I turned the bridge, adown the bank, and found myself near two young men mending chairs. They greeted me civilly; and when I spoke Rommany, they answered me in the same language; but they did not speak it well, nor did they, indeed, claim to be “Gipsies” at all, though their complexions had the peculiar hue which indicates some other than Saxon admixture of blood. Half Rommany in their knowledge, and yet not regarded as such, these “travellers” represented a very large class in England, which is as yet but little understood by our writers, whether of fact or fiction. They laughed while telling me anecdotes of gentlemen who had mistaken them for real Rommany chals, and finally referred me to “Old Henry,” further down, who “could talk with me.” This ancient I found a hundred yards beyond, basketing in the sun at the door of his tent. He greeted me civilly enough, but worked away with his osiers most industriously, while his comrades, less busy, employed themselves vigorously in looking virtuous. One nursed his infant with tender embraces, another began to examine green sticks with a view to converting them into clothes-pegs—in fact I was in a model community of wandering Shakers.

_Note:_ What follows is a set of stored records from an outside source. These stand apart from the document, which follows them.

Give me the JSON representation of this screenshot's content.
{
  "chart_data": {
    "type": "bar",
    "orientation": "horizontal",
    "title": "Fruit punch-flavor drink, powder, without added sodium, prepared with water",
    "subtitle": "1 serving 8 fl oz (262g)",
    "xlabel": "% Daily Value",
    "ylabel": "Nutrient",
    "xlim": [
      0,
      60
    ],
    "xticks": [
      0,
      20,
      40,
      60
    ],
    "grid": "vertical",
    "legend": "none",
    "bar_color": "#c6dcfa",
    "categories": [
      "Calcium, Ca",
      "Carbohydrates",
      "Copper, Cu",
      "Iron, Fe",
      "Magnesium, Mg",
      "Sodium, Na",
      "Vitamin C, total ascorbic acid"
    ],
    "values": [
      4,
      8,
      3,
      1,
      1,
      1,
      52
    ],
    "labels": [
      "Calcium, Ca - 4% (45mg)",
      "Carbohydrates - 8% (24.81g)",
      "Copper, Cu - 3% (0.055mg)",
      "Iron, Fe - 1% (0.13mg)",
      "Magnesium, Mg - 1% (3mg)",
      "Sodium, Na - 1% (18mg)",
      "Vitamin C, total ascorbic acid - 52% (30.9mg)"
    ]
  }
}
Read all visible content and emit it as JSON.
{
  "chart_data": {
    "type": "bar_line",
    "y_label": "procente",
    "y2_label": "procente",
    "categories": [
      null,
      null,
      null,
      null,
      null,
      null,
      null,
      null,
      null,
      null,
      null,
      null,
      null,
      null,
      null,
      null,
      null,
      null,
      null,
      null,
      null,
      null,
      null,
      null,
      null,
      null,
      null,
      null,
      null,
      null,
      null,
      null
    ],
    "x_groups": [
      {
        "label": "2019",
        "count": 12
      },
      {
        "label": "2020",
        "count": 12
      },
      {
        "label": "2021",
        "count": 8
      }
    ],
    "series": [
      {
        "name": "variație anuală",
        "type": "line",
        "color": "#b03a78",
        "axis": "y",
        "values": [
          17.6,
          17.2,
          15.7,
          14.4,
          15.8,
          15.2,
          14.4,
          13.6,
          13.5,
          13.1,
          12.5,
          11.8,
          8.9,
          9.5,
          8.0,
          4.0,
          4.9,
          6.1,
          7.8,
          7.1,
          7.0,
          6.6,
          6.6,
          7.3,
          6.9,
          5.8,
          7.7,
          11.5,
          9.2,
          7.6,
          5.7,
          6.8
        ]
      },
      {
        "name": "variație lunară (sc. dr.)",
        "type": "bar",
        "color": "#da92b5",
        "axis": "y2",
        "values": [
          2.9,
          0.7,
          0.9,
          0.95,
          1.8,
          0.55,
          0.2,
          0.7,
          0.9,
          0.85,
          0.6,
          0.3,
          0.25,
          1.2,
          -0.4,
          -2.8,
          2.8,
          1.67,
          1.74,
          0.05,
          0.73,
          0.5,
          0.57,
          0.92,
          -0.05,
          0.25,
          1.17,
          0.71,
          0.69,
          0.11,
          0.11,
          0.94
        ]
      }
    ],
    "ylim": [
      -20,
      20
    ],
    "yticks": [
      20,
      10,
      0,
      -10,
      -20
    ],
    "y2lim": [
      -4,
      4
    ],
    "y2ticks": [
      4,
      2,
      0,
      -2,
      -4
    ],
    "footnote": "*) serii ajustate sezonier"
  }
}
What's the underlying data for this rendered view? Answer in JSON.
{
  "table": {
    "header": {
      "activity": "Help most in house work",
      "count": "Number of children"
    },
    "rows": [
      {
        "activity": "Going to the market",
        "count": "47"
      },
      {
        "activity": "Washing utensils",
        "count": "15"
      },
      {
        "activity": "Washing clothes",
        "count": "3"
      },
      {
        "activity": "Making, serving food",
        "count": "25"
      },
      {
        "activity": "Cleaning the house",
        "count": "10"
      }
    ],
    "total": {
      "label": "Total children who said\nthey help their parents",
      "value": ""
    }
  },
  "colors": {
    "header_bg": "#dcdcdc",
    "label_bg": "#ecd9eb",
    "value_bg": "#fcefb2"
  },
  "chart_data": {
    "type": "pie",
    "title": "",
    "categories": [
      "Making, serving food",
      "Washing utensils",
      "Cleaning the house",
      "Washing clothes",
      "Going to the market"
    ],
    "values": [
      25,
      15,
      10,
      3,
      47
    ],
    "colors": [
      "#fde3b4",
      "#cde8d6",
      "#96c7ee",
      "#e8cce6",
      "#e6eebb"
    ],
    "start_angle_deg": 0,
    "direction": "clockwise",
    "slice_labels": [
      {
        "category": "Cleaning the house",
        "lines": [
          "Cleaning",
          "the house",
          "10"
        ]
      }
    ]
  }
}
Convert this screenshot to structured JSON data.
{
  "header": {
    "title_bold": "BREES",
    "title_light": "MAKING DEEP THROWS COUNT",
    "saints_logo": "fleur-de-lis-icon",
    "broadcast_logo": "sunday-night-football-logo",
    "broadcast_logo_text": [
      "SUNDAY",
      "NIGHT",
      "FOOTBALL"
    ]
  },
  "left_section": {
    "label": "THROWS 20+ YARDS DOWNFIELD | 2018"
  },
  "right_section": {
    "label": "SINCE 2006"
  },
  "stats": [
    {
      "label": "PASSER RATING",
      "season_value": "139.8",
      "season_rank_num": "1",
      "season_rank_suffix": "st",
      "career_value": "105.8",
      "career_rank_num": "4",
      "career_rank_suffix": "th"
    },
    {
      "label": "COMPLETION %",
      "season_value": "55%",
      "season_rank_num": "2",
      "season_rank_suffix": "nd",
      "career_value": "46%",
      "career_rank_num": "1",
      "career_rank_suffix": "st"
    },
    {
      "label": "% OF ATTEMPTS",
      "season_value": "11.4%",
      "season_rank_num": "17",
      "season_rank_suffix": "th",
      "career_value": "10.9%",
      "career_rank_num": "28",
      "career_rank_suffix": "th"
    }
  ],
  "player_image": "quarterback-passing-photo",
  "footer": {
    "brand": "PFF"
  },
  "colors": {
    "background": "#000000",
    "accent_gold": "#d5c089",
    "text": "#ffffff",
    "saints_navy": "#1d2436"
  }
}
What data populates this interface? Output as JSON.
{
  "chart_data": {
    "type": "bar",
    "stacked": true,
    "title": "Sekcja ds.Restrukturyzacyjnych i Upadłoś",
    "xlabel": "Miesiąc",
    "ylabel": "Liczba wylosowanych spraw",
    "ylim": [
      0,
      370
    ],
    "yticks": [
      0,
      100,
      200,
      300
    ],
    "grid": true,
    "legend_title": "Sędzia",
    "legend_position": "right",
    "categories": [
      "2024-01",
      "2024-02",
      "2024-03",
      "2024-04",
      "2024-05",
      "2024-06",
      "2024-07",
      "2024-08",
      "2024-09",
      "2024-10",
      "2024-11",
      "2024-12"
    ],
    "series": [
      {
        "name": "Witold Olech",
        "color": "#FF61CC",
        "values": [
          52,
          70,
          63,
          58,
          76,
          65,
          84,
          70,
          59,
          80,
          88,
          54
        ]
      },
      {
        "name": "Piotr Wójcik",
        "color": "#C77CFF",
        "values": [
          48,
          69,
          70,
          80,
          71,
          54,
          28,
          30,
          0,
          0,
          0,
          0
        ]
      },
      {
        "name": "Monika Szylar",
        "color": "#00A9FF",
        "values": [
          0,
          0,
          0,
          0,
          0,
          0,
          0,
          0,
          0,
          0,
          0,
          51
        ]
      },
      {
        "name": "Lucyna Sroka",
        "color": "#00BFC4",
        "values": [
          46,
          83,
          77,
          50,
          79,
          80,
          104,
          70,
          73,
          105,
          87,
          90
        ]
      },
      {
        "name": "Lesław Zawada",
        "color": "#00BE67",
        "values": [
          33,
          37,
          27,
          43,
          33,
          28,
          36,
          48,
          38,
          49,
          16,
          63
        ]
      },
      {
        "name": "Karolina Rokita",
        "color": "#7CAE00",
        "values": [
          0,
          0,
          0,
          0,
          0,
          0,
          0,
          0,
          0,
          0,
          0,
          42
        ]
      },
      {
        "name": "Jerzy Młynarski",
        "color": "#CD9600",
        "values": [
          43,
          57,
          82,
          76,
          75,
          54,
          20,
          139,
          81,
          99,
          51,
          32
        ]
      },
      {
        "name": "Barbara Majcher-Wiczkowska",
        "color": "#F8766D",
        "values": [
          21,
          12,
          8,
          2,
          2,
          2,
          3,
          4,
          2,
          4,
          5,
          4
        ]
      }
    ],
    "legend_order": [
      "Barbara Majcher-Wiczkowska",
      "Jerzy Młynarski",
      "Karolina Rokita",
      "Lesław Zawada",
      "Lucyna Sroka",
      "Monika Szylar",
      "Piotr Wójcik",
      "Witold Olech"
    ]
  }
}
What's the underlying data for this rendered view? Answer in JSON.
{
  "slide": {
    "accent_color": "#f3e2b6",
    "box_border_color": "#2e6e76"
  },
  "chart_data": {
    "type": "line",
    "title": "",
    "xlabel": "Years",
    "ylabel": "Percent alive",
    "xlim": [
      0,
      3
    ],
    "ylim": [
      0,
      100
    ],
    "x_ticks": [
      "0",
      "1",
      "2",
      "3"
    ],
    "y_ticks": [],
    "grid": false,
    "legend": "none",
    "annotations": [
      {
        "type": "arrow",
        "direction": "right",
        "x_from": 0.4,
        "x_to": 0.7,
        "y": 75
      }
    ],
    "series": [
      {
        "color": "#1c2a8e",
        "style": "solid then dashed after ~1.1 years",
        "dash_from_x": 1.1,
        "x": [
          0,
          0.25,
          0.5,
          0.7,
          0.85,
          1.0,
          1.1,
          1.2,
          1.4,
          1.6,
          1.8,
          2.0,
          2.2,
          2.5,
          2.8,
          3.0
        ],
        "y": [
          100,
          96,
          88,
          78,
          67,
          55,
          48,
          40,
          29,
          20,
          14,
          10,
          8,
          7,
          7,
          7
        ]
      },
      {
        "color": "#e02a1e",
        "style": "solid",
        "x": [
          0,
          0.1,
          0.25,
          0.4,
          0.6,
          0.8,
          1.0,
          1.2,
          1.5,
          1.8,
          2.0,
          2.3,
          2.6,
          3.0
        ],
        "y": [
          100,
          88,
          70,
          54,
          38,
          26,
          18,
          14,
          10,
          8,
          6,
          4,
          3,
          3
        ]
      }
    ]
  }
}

I regret to say that the instant I uttered a Rommany word, and was recognised, this discipline of decorum was immediately relaxed. It was not complimentary to my moral character, but it at least showed confidence. The Ancient Henry, who bore, as I found, in several respects a strong likeness to the Old Harry, had heard of me, and after a short conversation confided the little fact, that from the moment in which I had been seen watching them, they were sure I was a gav-mush, or police or village authority, come to spy into their ways, and to at least order them to move on. But when they found that I was not as one having authority, but, on the contrary, came talking Rommany with the firm intention of imparting to them three pots of beer just at the thirstiest hour of a warm day, a great change came over their faces. A chair was brought to me from a caravan at some distance, and I was told the latest news of the road.
“Matty’s got his slangs,” observed Henry, as he inserted a ranya or osier-withy into his basket, and deftly twined it like a serpent to right and left, and almost as rapidly. Now a slang means, among divers things, a hawker’s licence.
“I’m glad to hear it,” I remarked. There was deep sincerity in this reply, as I had more than once contributed to the fees for the aforesaid slangs, which somehow or other were invariably refused to the applicant. At last, however, the slangs came; and his two boys, provided with them (at ten shillings per head), were now, in their sphere of life, in the position of young men who had received an education or been amply established in business, and were gifted with all that could be expected from a doting father. In its way this bit of intelligence meant as much to the basketmaker as, “Have you heard that young Fitz-Grubber has just got the double-first at Oxford?” or, “Do you know that old Cheshire has managed that appointment in India for his boy?—splendid independence, isn’t it?” And I was shrewdly suspected by my audience, as the question implied, that I had had a hand in expanding this magnificent opening for the two fortunate young men.